Le Gouvernement concentrera son action sur l’enseignement primaire. C’est en début de cycle que se joue l’avenir des enfants, et vous le savez ! Le Gouvernement concentrera donc son attention sur l’enseignement primaire et les premiers cycles universitaires, où l’on compte trop d’échecs. Un nouvel élan sera donné également à l’éducation prioritaire, là où les besoins sont les plus importants. Nous ne pouvons nous résigner à cet incroyable niveau de chômage chez les jeunes dans un pays tel que la France. C’est un combat que nous voulons mener.

L’emploi des jeunes appelle des mesures urgentes. C’est le sens du contrat de génération, qui sera examiné lors de la conférence sociale. Ce contrat permettra, d’une part, le maintien dans l’emploi d’un senior – actuellement, on jette après cinquante ans ceux qui sont prétendument inutiles à la société, alors qu’ils ont tant à donner du fait de leur expérience – et, d’autre part, l’embauche d’un jeune en contrat à durée indéterminée, alors qu’un tel contrat est aujourd’hui difficile à obtenir, même avec un diplôme de haut niveau. Parmi les mesures d’urgence, signalons la création de 150 000 emplois d’avenir destinés à permettre l’insertion professionnelle des jeunes en particulier là où le taux de chômage est le plus élevé dans nos quartiers et dans nos zones rurales. Quant à l’accès au logement, il sera facilité par la caution solidaire.

Mesdames, messieurs les sénateurs, il est un autre grand chantier auquel je vous sais attachés : celui du redressement productif. Nous ne pouvons pas accepter le décrochage de l’industrie française – et je sais que je parle ici à des hommes et des femmes convaincus, de bonne foi, qui l’ont souvent souligné sur une grande partie des travées de cette assemblée –, la baisse continue de notre compétitivité, les difficultés de nos PME. Vous qui êtes les élus des territoires de toute la France, en contact avec les élus locaux, qui sont vos électeurs, vous savez bien que c’est une réalité et qu’il faut aussi aider nos PME, en particulier pour accéder au financement. Le chantier du redressement productif est immense : la part de l’industrie dans la production nationale est passée de 26 % à 13 % en dix ans,…et 750 000 emplois ont été détruits. Croyez-vous que cela soit le résultat de telle ou telle décision ? Non, je pense que la crise est profonde et structurelle.

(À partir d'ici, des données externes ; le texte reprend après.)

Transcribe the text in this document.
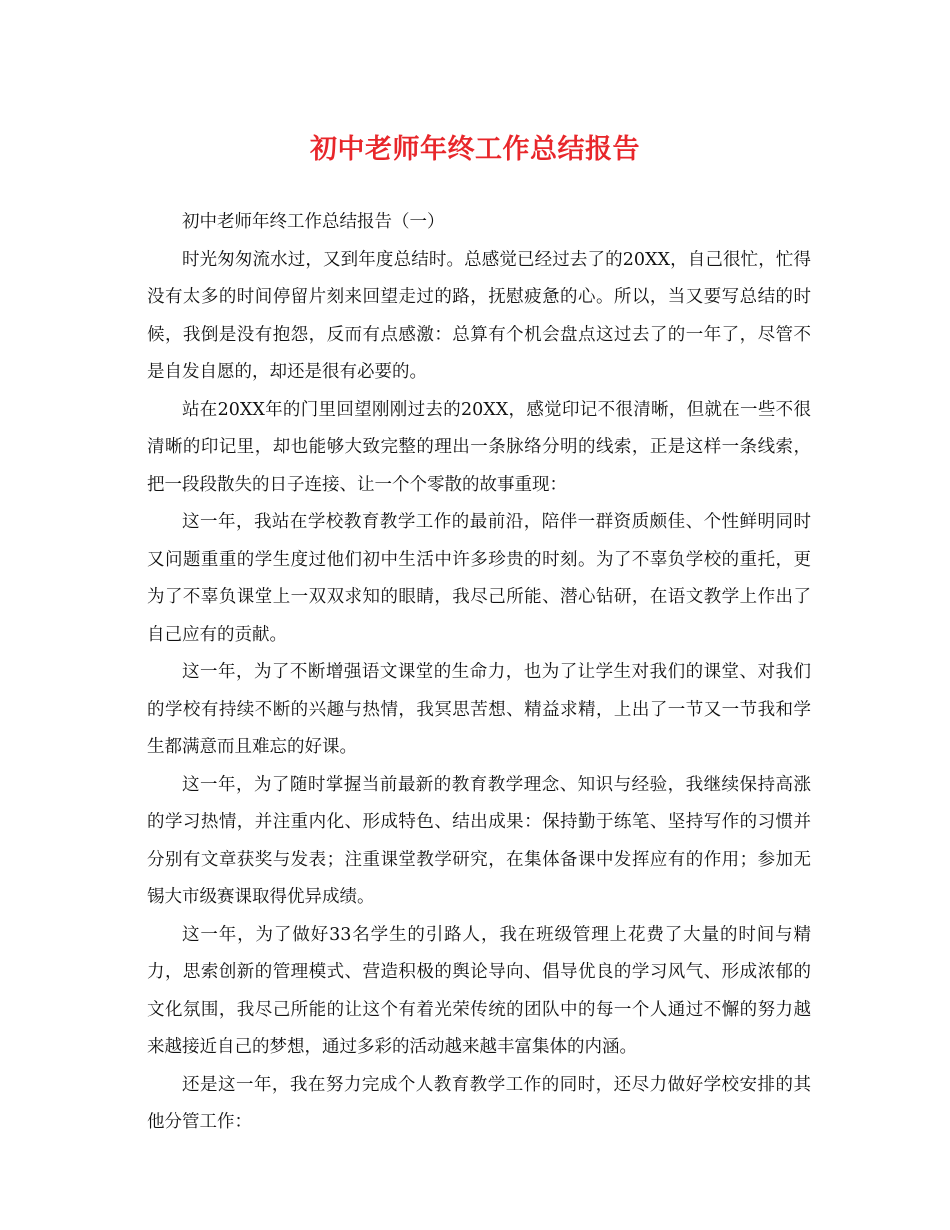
初中老师年终工作总结报告

初中老师年终工作总结报告（一）

时光匆匆流水过，又到年度总结时。总感觉已经过去了的20XX，自己很忙，忙得没有太多的时间停留片刻来回望走过的路，抚慰疲惫的心。所以，当又要写总结的时候，我倒是没有抱怨，反而有点感激：总算有个机会盘点这过去了的一年了，尽管不是自发自愿的，却还是很有必要的。

站在20XX年的门里回望刚刚过去的20XX，感觉印记不很清晰，但就在一些不很清晰的印记里，却也能够大致完整的理出一条脉络分明的线索，正是这样一条线索，把一段段散失的日子连接、让一个个零散的故事重现：

这一年，我站在学校教育教学工作的最前沿，陪伴一群资质颇佳、个性鲜明同时又问题重重的学生度过他们初中生活中许多珍贵的时刻。为了不辜负学校的重托，更为了不辜负课堂上一双双求知的眼睛，我尽己所能、潜心钻研，在语文教学上作出了自己应有的贡献。

这一年，为了不断增强语文课堂的生命力，也为了让学生对我们的课堂、对我们的学校有持续不断的兴趣与热情，我冥思苦想、精益求精，上出了一节又一节我和学生都满意而且难忘的好课。

这一年，为了随时掌握当前最新的教育教学理念、知识与经验，我继续保持高涨的学习热情，并注重内化、形成特色、结出成果：保持勤于练笔、坚持写作的习惯并分别有文章获奖与发表；注重课堂教学研究，在集体备课中发挥应有的作用；参加无锡大市级赛课取得优异成绩。

这一年，为了做好33名学生的引路人，我在班级管理上花费了大量的时间与精力，思索创新的管理模式、营造积极的舆论导向、倡导优良的学习风气、形成浓郁的文化氛围，我尽己所能的让这个有着光荣传统的团队中的每一个人通过不懈的努力越来越接近自己的梦想，通过多彩的活动越来越丰富集体的内涵。

还是这一年，我在努力完成个人教育教学工作的同时，还尽力做好学校安排的其他分管工作：
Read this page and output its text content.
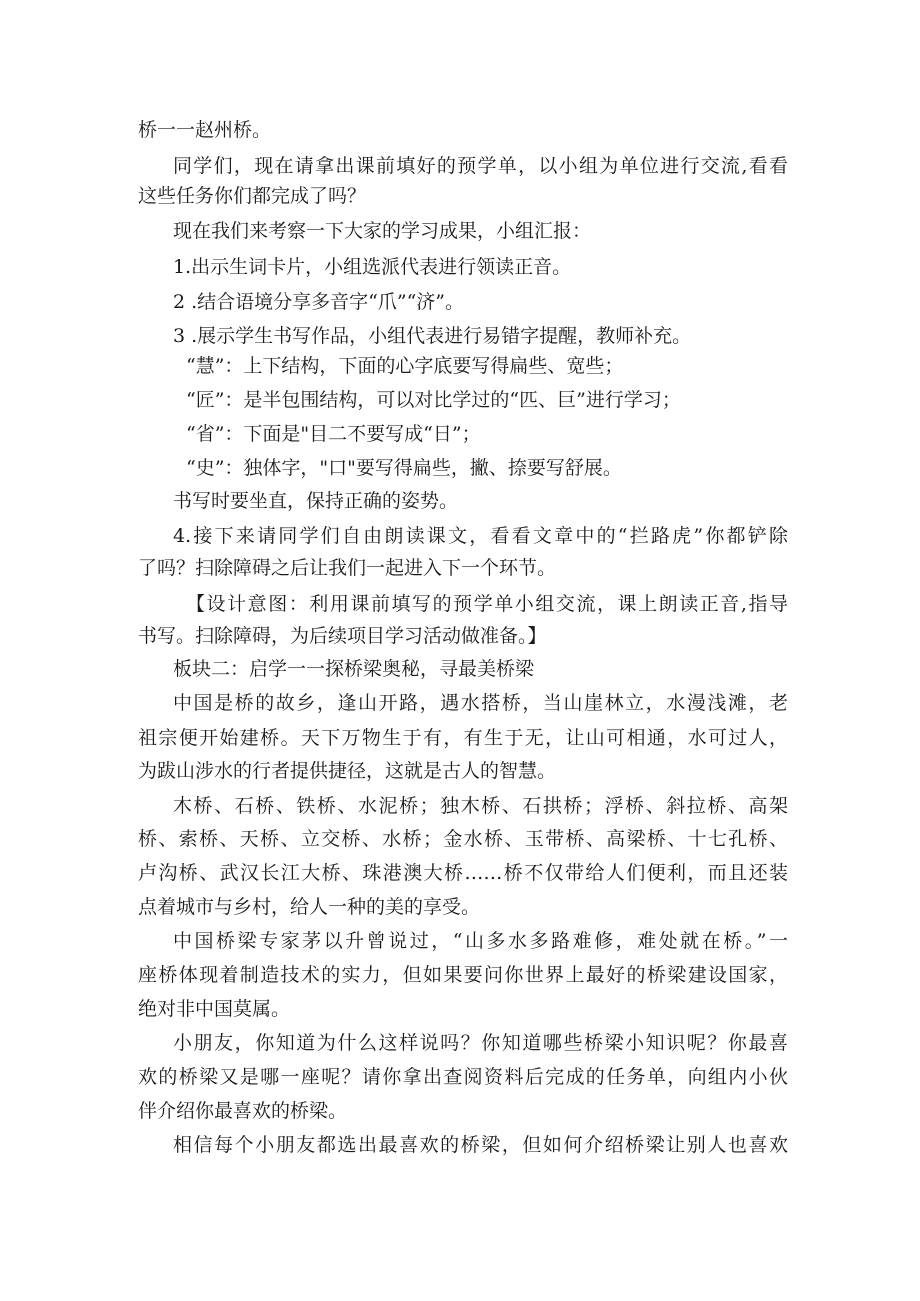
桥一一赵州桥。
同学们，现在请拿出课前填好的预学单，以小组为单位进行交流,看看
这些任务你们都完成了吗？
现在我们来考察一下大家的学习成果，小组汇报：
1.出示生词卡片，小组选派代表进行领读正音。
2 .结合语境分享多音字“爪”“济”。
3 .展示学生书写作品，小组代表进行易错字提醒，教师补充。
“慧”：上下结构，下面的心字底要写得扁些、宽些；
“匠”：是半包围结构，可以对比学过的“匹、巨”进行学习；
“省”：下面是"目二不要写成“日”；
“史”：独体字，"口"要写得扁些，撇、捺要写舒展。
书写时要坐直，保持正确的姿势。
4.接下来请同学们自由朗读课文，看看文章中的“拦路虎”你都铲除
了吗？扫除障碍之后让我们一起进入下一个环节。
【设计意图：利用课前填写的预学单小组交流，课上朗读正音,指导
书写。扫除障碍，为后续项目学习活动做准备。】
板块二：启学一一探桥梁奥秘，寻最美桥梁
中国是桥的故乡，逢山开路，遇水搭桥，当山崖林立，水漫浅滩，老
祖宗便开始建桥。天下万物生于有，有生于无，让山可相通，水可过人，
为跋山涉水的行者提供捷径，这就是古人的智慧。
木桥、石桥、铁桥、水泥桥；独木桥、石拱桥；浮桥、斜拉桥、高架
桥、索桥、天桥、立交桥、水桥；金水桥、玉带桥、高梁桥、十七孔桥、
卢沟桥、武汉长江大桥、珠港澳大桥……桥不仅带给人们便利，而且还装
点着城市与乡村，给人一种的美的享受。
中国桥梁专家茅以升曾说过，“山多水多路难修，难处就在桥。”一
座桥体现着制造技术的实力，但如果要问你世界上最好的桥梁建设国家，
绝对非中国莫属。
小朋友，你知道为什么这样说吗？你知道哪些桥梁小知识呢？你最喜
欢的桥梁又是哪一座呢？请你拿出查阅资料后完成的任务单，向组内小伙
伴介绍你最喜欢的桥梁。
相信每个小朋友都选出最喜欢的桥梁，但如何介绍桥梁让别人也喜欢
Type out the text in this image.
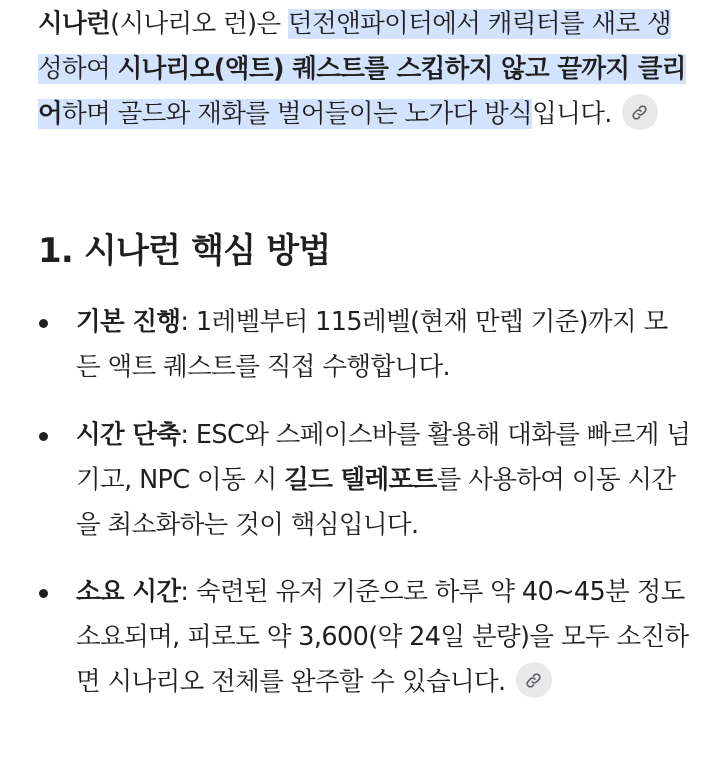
시나런(시나리오 런)은 던전앤파이터에서 캐릭터를 새로 생성하여 시나리오(액트) 퀘스트를 스킵하지 않고 끝까지 클리어하며 골드와 재화를 벌어들이는 노가다 방식입니다.

1. 시나런 핵심 방법
기본 진행: 1레벨부터 115레벨(현재 만렙 기준)까지 모든 액트 퀘스트를 직접 수행합니다.
시간 단축: ESC와 스페이스바를 활용해 대화를 빠르게 넘기고, NPC 이동 시 길드 텔레포트를 사용하여 이동 시간을 최소화하는 것이 핵심입니다.
소요 시간: 숙련된 유저 기준으로 하루 약 40~45분 정도 소요되며, 피로도 약 3,600(약 24일 분량)을 모두 소진하면 시나리오 전체를 완주할 수 있습니다.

Mesdames, messieurs les sénateurs, il faut mettre enfin la finance au service de l’économie réelle, en mobilisant une partie de l’épargne populaire et en créant la banque publique d’investissement qui sera opérationnelle avant la fin de l’année. Dans tous les secteurs de l’économie, dans l’industrie comme dans l’agriculture, nous viserons l’amélioration de la qualité des produits, car nous devons renforcer notre compétitivité structurelle. Nous mettrons en place une véritable diplomatie économique – ce sujet ayant été évoqué hier, ici par la voix de M. le ministre des affaires étrangères, je n’y reviendrai que brièvement –, de manière à regagner des parts de marché et à développer nos capacités de production nationale, en nous protégeant de pratiques commerciales déloyales. C’est l’une d’entre vous, Mme Nicole Bricq, ministre du commerce extérieur, qui, avec le ministre des affaires étrangères, mènera à bien ce combat.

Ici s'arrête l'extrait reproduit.